What you do: let a few people use it for real and tell us where it’s wrong or clunky. Their feedback in week one is worth more than any amount of upfront planning. The folks closest to the work catch the cases we’d never guess.
Step 4: Rollout
Once a pilot earns its place, we widen it carefully. More volume, more edge cases handled automatically, more of the process covered, and tie-ins to the next workflow over. We roll out in stages so that if something breaks, it breaks small and we catch it fast.
This is also where we set up monitoring and alerts, so when an automation hits something it doesn’t recognize, it flags a human instead of guessing and creating a quiet mess. We document how each piece works and train your team to run it day to day. The goal isn’t to make you dependent on us forever. It’s to hand you something your own people can operate and trust.
What you do: sign off on each stage and pick the internal owner who’ll be the point person. Every automation needs a name attached to it on your side.
Step 5: Support and tuning
AI automation isn’t a slow-cooker you set and walk away from. Your business shifts, your tools get updated, a vendor changes an API, and a workflow that ran clean for months starts dropping things. So support is part of the deal, not a surprise invoice later.
We watch how the automations perform, fix breaks, and tune as your edge cases pile up. We also bring you the next opportunity when we spot one, because once the first workflow runs itself, the second is usually cheaper and faster to build on the same foundation. Plenty of clients start with one painful process and grow from there.
What you do: tell us when something on your side changes, a new tool, a new process, a new team. The more we know, the less anything breaks by surprise.
Why this order matters
The whole sequence is built to lower your risk. You commit to a 30-minute call, not a contract. You get a written plan before you spend on a build. You prove value on a small pilot before any wide rollout. At every step you can stop, and you keep what’s already working.

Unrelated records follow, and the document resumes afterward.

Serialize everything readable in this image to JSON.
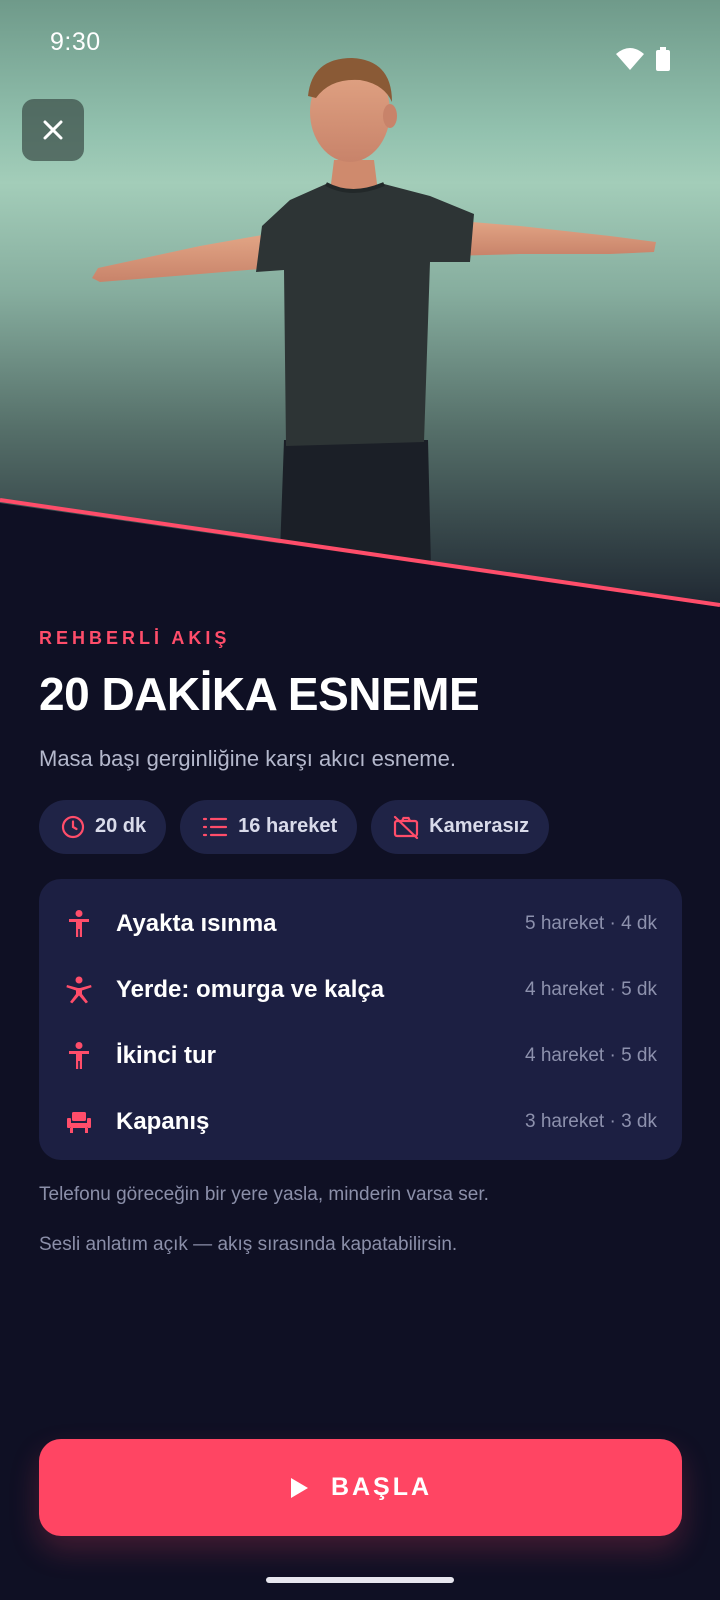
{
  "status": {
    "time": "9:30"
  },
  "hero": {
    "image": "man in dark t-shirt with arms extended sideways"
  },
  "header": {
    "eyebrow": "REHBERLİ AKIŞ",
    "title": "20 DAKİKA ESNEME",
    "subtitle": "Masa başı gerginliğine karşı akıcı esneme."
  },
  "chips": [
    {
      "icon": "clock-icon",
      "label": "20 dk"
    },
    {
      "icon": "list-icon",
      "label": "16 hareket"
    },
    {
      "icon": "camera-off-icon",
      "label": "Kamerasız"
    }
  ],
  "sections": [
    {
      "icon": "standing-person-icon",
      "name": "Ayakta ısınma",
      "meta": "5 hareket · 4 dk"
    },
    {
      "icon": "stretching-person-icon",
      "name": "Yerde: omurga ve kalça",
      "meta": "4 hareket · 5 dk"
    },
    {
      "icon": "standing-person-icon",
      "name": "İkinci tur",
      "meta": "4 hareket · 5 dk"
    },
    {
      "icon": "chair-icon",
      "name": "Kapanış",
      "meta": "3 hareket · 3 dk"
    }
  ],
  "notes": [
    "Telefonu göreceğin bir yere yasla, minderin varsa ser.",
    "Sesli anlatım açık — akış sırasında kapatabilirsin."
  ],
  "cta": {
    "label": "BAŞLA"
  },
  "colors": {
    "accent": "#ff4563",
    "background": "#0f1024",
    "card": "#1c1f42",
    "chip": "#1f2346"
  }
}
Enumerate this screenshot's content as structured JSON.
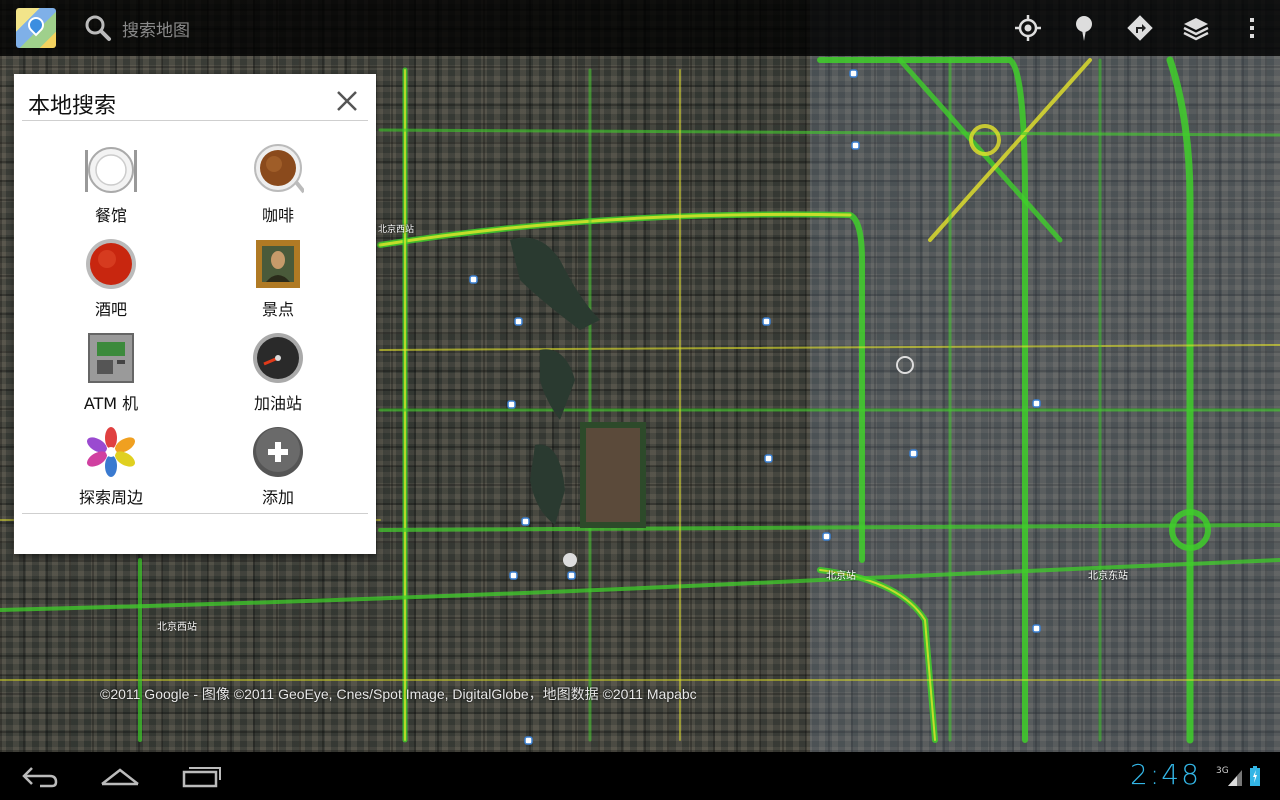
{
  "search_bar": {
    "placeholder": "搜索地图",
    "app_icon": "maps-app-icon",
    "search_icon": "search-icon",
    "actions": [
      {
        "name": "my-location-icon"
      },
      {
        "name": "places-pin-icon"
      },
      {
        "name": "directions-icon"
      },
      {
        "name": "layers-icon"
      },
      {
        "name": "overflow-menu-icon"
      }
    ]
  },
  "local_search": {
    "title": "本地搜索",
    "close_icon": "close-icon",
    "categories": [
      {
        "label": "餐馆",
        "icon": "restaurant-plate-icon"
      },
      {
        "label": "咖啡",
        "icon": "coffee-cup-icon"
      },
      {
        "label": "酒吧",
        "icon": "bottle-cap-icon"
      },
      {
        "label": "景点",
        "icon": "painting-icon"
      },
      {
        "label": "ATM 机",
        "icon": "atm-machine-icon"
      },
      {
        "label": "加油站",
        "icon": "fuel-gauge-icon"
      },
      {
        "label": "探索周边",
        "icon": "explore-flower-icon"
      },
      {
        "label": "添加",
        "icon": "add-plus-icon"
      }
    ]
  },
  "map": {
    "copyright": "©2011 Google - 图像 ©2011 GeoEye, Cnes/Spot Image, DigitalGlobe，地图数据 ©2011 Mapabc",
    "places": [
      "北京站",
      "北京东站",
      "北京西站",
      "北京西站"
    ]
  },
  "system_bar": {
    "time": "2:48",
    "network": "3G",
    "colors": {
      "clock": "#33b5e5"
    }
  }
}
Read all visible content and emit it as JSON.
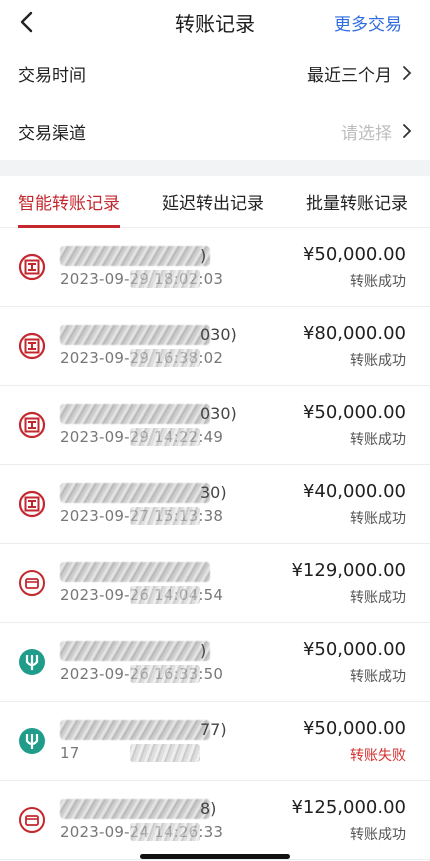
{
  "header": {
    "title": "转账记录",
    "more_label": "更多交易"
  },
  "filters": [
    {
      "label": "交易时间",
      "value": "最近三个月",
      "muted": false
    },
    {
      "label": "交易渠道",
      "value": "请选择",
      "muted": true
    }
  ],
  "tabs": [
    "智能转账记录",
    "延迟转出记录",
    "批量转账记录"
  ],
  "active_tab": 0,
  "records": [
    {
      "bank_icon": "icbc-icon",
      "name_suffix": ")",
      "time": "2023-09-29 18:02:03",
      "amount": "¥50,000.00",
      "status": "转账成功",
      "failed": false
    },
    {
      "bank_icon": "icbc-icon",
      "name_suffix": "030)",
      "time": "2023-09-29 16:38:02",
      "amount": "¥80,000.00",
      "status": "转账成功",
      "failed": false
    },
    {
      "bank_icon": "icbc-icon",
      "name_suffix": "030)",
      "time": "2023-09-29 14:22:49",
      "amount": "¥50,000.00",
      "status": "转账成功",
      "failed": false
    },
    {
      "bank_icon": "icbc-icon",
      "name_suffix": "30)",
      "time": "2023-09-27 15:13:38",
      "amount": "¥40,000.00",
      "status": "转账成功",
      "failed": false
    },
    {
      "bank_icon": "card-icon",
      "name_suffix": "",
      "time": "2023-09-26 14:04:54",
      "amount": "¥129,000.00",
      "status": "转账成功",
      "failed": false
    },
    {
      "bank_icon": "abc-icon",
      "name_suffix": ")",
      "time": "2023-09-26 16:33:50",
      "amount": "¥50,000.00",
      "status": "转账成功",
      "failed": false
    },
    {
      "bank_icon": "abc-icon",
      "name_suffix": "77)",
      "time": "17",
      "amount": "¥50,000.00",
      "status": "转账失败",
      "failed": true
    },
    {
      "bank_icon": "card-icon",
      "name_suffix": "8)",
      "time": "2023-09-24 14:26:33",
      "amount": "¥125,000.00",
      "status": "转账成功",
      "failed": false
    }
  ],
  "colors": {
    "accent": "#c4282f",
    "link": "#2f6ce0",
    "icbc": "#c4282f",
    "abc": "#1f9d8a",
    "fail": "#d32f2f"
  }
}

That’s how a Cleveland-based AI automation agency should work in our view, and it’s how we’ve found projects actually land instead of stalling in a pile of unused dashboards. We’re local, so when you want to sit down in the same room and watch a workflow run, we can do that too.
FAQ
How long before we see results?
The first pilot usually ships in two to four weeks and you’ll have real numbers about two weeks after that. Counting the intake call and the audit, most clients have a working, measured automation inside six to eight weeks from the first conversation.
Do we need clean data or a big tech team to start?
No. Part of the audit is finding out what shape your data is in and working with what you’ve got. Plenty of our clients run on spreadsheets and a couple of off-the-shelf tools. We meet you where you are rather than asking you to rebuild first.
What does an AI automation engagement cost?
It depends on how many systems a workflow touches and how much judgment it has to handle. The point of the audit is to give you a real number tied to a real scope before you commit to a build, so there are no surprise totals. The pilot-first approach also keeps your initial spend small.
What if the pilot doesn’t work?
Then we either fix it or we stop, and you don’t move into a full rollout. The pilot exists precisely so you find out cheaply. We’d rather lose a rollout than sell you something that doesn’t earn back its cost.
Do you only work with companies in Cleveland?
We’re based in Cleveland and we like being close enough to meet in person, but most of the work happens over screen-share and shared tools, so the engagement runs the same whether you’re down the street or across the state.